Parents can have two children or ten and love every single one of them. They aren’t asked to limit their love to one child. It is accepted that their hearts can hold enough love for all of them. Why, then, is it supposed that an adoptee seeking answered about their birth families couldn’t feel the same way? Why do we have to “choose”?
For the record, I found my birthparents at age 39.
My birthmother had mourned my loss all her life (having been forced by her Italian Catholic parents into giving me up) and was overjoyed when I found her. It helped bring closure to the most painful experience of her life.
My adoptive parents reacted to this by dismissively claiming “she has nothing to do with you, she’s not your mother," and then refusing to hear any more about it. Meanwhile I, as a grown adult—not a child “belonging” to one parent or the other—remain caught in the middle.
So here’s what it’s like to be adopted: The parents who raised you are your parents and the relatives that you knew growing up are all “related” to you. But beyond that is nothing; I feel zero connection to “great-great grandmother So-and-So” who has no blood relationship to me whatsoever. Those ancestors belong to my parents and cousins, but not to me.

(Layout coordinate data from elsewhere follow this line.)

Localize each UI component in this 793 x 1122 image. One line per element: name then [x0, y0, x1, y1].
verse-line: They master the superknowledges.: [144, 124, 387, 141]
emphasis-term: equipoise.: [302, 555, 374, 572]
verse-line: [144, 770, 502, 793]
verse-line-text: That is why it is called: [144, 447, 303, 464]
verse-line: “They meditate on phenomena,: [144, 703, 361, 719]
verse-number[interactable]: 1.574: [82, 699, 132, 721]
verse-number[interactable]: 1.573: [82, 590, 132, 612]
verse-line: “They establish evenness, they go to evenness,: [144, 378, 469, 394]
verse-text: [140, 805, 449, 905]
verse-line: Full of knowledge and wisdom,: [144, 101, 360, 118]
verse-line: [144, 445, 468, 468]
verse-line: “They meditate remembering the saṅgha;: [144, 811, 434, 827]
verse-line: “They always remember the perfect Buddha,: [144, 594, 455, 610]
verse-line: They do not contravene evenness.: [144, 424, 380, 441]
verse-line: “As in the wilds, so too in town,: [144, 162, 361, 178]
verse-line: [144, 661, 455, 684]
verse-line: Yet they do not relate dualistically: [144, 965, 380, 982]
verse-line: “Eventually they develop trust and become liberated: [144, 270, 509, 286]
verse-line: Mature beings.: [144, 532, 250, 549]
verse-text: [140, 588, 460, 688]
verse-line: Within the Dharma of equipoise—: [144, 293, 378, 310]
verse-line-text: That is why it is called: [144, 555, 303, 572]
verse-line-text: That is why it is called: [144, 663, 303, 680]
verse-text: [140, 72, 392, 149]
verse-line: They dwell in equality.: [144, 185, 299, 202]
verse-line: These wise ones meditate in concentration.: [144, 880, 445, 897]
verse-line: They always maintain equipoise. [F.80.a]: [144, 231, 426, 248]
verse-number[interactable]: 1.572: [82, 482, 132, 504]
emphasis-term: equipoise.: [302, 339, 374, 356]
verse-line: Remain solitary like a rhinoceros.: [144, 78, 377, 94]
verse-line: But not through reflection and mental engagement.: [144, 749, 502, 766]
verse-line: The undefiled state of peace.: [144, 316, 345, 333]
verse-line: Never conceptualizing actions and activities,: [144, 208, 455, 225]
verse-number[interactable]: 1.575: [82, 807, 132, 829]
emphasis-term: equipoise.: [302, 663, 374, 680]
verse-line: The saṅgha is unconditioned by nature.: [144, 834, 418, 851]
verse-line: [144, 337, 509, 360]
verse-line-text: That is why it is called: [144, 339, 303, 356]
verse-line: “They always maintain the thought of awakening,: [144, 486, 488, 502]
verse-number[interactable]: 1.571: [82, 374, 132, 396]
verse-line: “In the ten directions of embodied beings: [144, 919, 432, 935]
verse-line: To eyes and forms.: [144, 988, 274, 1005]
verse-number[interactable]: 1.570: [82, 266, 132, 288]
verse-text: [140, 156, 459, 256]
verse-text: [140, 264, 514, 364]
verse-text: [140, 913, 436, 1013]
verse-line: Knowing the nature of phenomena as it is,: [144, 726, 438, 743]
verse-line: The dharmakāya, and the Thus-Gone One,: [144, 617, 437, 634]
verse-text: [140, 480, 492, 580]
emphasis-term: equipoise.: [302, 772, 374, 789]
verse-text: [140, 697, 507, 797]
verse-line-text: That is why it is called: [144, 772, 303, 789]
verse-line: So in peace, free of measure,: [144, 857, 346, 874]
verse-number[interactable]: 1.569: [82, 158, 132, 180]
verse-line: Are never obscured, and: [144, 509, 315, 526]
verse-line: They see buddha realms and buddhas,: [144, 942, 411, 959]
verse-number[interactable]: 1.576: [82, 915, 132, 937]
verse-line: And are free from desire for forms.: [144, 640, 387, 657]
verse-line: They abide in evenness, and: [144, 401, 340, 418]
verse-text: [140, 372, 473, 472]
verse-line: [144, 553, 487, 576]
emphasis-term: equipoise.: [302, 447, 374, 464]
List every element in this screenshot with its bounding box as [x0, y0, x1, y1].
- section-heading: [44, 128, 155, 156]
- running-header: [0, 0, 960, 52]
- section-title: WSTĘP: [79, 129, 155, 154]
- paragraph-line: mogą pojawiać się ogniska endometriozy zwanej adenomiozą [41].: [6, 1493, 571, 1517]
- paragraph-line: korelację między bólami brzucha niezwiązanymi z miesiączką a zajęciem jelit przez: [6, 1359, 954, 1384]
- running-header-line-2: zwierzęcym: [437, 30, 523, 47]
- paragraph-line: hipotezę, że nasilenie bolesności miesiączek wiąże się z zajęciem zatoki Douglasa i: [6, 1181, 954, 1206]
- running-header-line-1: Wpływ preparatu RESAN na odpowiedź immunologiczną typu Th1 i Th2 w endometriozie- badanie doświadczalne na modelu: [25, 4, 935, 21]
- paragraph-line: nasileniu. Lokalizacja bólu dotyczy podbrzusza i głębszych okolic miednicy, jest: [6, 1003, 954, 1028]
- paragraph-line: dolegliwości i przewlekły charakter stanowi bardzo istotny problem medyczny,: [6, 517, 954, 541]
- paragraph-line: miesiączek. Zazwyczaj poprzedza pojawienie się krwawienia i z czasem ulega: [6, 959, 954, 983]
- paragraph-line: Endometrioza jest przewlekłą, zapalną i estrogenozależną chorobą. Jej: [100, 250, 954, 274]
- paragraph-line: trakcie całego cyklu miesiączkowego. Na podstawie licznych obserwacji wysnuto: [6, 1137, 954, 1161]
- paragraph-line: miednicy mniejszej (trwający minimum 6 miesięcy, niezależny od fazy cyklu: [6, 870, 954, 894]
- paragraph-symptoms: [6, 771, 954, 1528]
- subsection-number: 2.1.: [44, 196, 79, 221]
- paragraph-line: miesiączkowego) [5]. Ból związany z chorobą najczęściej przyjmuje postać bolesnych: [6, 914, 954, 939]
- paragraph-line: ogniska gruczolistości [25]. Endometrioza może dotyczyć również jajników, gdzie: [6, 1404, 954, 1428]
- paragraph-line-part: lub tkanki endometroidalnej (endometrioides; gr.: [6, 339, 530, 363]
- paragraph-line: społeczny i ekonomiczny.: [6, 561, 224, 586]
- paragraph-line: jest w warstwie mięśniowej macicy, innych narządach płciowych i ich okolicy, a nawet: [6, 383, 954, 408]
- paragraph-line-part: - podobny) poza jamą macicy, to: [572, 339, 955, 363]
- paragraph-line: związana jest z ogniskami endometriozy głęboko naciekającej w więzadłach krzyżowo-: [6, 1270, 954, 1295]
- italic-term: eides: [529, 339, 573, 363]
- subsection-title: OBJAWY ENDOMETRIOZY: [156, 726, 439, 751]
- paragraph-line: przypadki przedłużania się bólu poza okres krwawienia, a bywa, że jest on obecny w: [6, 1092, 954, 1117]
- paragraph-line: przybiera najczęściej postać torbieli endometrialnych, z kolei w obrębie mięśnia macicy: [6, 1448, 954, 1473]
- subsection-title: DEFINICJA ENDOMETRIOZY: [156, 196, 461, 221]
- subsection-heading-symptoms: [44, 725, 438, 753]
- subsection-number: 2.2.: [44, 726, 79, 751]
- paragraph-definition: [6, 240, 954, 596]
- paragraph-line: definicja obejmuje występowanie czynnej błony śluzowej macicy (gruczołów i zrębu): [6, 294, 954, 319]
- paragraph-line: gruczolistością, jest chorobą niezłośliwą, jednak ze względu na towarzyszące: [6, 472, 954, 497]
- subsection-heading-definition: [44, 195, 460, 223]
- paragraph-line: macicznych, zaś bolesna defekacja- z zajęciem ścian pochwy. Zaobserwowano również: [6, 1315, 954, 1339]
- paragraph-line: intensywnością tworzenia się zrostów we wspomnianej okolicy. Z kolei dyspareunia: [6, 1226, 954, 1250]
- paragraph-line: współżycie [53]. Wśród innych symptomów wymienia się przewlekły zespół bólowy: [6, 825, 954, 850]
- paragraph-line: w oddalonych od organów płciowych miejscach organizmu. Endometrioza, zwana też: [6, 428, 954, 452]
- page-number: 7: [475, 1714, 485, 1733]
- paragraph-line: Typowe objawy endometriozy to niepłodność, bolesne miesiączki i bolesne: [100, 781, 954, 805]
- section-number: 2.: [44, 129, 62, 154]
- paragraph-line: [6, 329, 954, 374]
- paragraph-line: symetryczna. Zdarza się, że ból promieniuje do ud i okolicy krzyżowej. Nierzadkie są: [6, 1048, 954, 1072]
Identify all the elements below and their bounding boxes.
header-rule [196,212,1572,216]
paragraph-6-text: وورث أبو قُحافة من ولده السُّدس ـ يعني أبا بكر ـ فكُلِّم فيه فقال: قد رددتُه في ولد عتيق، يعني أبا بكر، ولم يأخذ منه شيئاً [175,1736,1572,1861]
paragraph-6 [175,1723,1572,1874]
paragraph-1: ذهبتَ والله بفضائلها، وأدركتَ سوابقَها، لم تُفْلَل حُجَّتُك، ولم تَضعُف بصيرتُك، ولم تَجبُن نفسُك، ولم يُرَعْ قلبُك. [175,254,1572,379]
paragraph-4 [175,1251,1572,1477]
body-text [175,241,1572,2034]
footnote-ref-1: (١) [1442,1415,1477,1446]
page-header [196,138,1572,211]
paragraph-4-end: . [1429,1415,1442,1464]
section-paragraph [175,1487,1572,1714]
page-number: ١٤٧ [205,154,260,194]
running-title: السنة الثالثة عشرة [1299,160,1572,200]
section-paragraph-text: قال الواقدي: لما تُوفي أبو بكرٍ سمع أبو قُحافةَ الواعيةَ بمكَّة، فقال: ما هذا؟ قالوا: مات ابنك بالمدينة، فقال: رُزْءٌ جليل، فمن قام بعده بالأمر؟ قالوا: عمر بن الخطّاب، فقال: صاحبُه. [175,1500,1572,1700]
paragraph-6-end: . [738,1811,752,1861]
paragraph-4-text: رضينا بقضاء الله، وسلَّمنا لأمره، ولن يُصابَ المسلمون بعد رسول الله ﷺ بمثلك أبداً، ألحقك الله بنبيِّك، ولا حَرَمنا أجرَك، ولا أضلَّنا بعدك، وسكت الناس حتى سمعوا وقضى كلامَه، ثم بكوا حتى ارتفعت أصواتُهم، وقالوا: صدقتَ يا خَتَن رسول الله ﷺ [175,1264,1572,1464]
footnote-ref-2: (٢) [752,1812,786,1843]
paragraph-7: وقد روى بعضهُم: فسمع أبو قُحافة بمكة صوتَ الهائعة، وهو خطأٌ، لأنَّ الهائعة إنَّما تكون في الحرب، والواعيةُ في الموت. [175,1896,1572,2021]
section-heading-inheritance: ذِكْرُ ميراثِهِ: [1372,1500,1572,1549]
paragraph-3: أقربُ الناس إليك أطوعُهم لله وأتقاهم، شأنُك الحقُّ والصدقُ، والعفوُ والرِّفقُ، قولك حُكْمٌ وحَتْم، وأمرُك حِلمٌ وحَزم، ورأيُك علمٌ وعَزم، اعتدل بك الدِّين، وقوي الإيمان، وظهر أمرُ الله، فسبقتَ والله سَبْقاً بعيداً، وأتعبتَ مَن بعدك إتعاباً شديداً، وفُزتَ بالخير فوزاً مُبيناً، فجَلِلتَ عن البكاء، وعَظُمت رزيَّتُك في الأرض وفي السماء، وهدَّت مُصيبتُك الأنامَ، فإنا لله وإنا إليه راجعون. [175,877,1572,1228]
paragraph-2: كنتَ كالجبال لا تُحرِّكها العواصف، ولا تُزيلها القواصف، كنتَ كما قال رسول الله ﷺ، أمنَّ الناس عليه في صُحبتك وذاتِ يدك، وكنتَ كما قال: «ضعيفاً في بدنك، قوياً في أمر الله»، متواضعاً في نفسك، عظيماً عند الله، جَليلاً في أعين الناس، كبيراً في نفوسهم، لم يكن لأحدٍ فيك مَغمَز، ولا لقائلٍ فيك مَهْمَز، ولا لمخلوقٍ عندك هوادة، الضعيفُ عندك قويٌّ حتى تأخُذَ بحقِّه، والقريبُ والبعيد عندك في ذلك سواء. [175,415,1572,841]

On the other hand, it is the complete opposite with my birth family. With them, I do not feel that they are my parents, siblings, cousins, etc. in the sense that I feel that way about the family I grew up with. They are strangers who are related to me by blood, but we have no shared history. Yet when they talk about our mutual “great-great grandmother So-and-So,” then I DO feel connected. The same blood that ties them to our ancestors ties me as well. We are equally connected that way.
This is a dichotomy that no non-adopted person will ever face or understand. It is something every adoptee (of a closed adoption) experiences to some degree. Without an origin story, which everyone else takes for granted, we feel rather like we were just found under a cabbage patch with no link to the past and no bloodline to pass on to our own children.
When we have Family Tree projects in school, it cuts deeply. We were grafted onto our tree, we have a deep sense that we don’t really belong there, yet we have no idea where our own tree is planted.